Empirical evaluations across Qwen2.5, Qwen3, LLaMA, DeepSeek, and Wan2.1 backbones consistently show superior convergence speed, final performance, and chain-of-thought entropy relative to static GRPO variants. Notable gains: +1.0–2.6% accuracy in $\lambda$ -GRPO and HA-DW, and 47.9%–70.2% reductions in wall-clock time for MMR-GRPO.

7. Extensions, Limitations, and Open Research Directions

DW-GRPO is amenable to further extension. Its trainable token-preference mechanism could be generalized to multi-dimensional vectors (e.g., $\lambda \in \mathbb{R}^k$ for style, factuality, and clarity), with corresponding multi-head softmax weighting. Difficulty weighting may leverage continuous regression-based metrics, per-layer or meta-learned schedules. Combining dynamic weighting with KL-penalties or consistency rewards enables fine-grained alignment for dialog agents and verification-intensive tasks. However, DW-GRPO does not directly address reward model noise, bucket sparsity, or consistency biases; quality of semantic embedding and effective sample sizes remain critical for robust implementation. Cross-family applicability (beyond Qwen models) and scalability to extreme model sizes are open for empirical validation.

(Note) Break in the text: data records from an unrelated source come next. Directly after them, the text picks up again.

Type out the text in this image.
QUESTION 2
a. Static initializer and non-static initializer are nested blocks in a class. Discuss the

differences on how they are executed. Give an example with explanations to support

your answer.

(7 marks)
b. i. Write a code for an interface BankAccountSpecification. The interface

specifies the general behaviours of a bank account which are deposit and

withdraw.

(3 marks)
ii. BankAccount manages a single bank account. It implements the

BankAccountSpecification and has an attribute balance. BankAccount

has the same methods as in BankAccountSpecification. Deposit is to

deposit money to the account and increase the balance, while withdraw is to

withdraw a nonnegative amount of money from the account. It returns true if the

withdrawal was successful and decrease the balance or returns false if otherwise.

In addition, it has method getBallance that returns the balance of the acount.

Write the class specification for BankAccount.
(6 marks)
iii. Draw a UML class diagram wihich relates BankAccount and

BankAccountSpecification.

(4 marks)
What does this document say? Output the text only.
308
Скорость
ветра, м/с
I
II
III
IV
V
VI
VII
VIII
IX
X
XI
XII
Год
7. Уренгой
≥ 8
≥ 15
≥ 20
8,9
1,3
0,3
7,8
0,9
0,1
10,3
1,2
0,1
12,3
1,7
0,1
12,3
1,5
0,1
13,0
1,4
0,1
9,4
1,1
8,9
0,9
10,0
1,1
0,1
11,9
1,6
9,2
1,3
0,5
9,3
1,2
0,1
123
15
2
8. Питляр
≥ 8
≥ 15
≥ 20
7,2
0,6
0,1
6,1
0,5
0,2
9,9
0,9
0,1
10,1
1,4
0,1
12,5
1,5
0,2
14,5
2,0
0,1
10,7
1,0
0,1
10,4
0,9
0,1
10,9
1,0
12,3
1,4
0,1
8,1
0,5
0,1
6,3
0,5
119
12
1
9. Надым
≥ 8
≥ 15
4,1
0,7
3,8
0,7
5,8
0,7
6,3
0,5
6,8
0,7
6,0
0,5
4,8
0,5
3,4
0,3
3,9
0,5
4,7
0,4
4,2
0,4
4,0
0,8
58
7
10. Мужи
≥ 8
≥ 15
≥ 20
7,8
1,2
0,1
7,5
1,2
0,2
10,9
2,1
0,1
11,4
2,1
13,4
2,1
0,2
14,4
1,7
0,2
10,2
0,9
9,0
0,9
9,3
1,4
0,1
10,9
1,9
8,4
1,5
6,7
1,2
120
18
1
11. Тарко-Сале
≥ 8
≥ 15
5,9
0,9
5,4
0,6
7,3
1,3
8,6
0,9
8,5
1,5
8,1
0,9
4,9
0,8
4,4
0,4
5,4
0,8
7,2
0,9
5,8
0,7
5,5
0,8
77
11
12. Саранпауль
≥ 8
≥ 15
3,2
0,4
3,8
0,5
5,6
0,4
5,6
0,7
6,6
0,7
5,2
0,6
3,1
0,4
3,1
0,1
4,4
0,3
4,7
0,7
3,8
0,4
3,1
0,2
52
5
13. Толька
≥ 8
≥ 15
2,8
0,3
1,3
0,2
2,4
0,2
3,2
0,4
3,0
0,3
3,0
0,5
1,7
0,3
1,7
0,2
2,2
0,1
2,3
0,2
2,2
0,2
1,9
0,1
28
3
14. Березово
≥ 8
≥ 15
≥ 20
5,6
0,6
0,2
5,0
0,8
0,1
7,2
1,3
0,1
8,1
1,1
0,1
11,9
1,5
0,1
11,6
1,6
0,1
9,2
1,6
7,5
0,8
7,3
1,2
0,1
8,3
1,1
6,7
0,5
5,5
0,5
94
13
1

In summary, DW-GRPO unifies the dynamic modulation of reward assignment, trajectory weighting, and multi-objective scalarization within RLVR. By directly learning and adapting these weights, DW-GRPO eliminates static loss-scale pathologies, corrects inherent estimator biases, and facilitates a more robust, effective, and efficient path to high-accuracy, interpretable model alignment (Wang et al., 8 Oct 2025, Zhou et al., 10 Oct 2025, Wei et al., 14 Jan 2026, Yang et al., 13 Jan 2026, Lu et al., 14 Sep 2025, Tan et al., 6 Aug 2025, Min et al., 9 Jan 2026).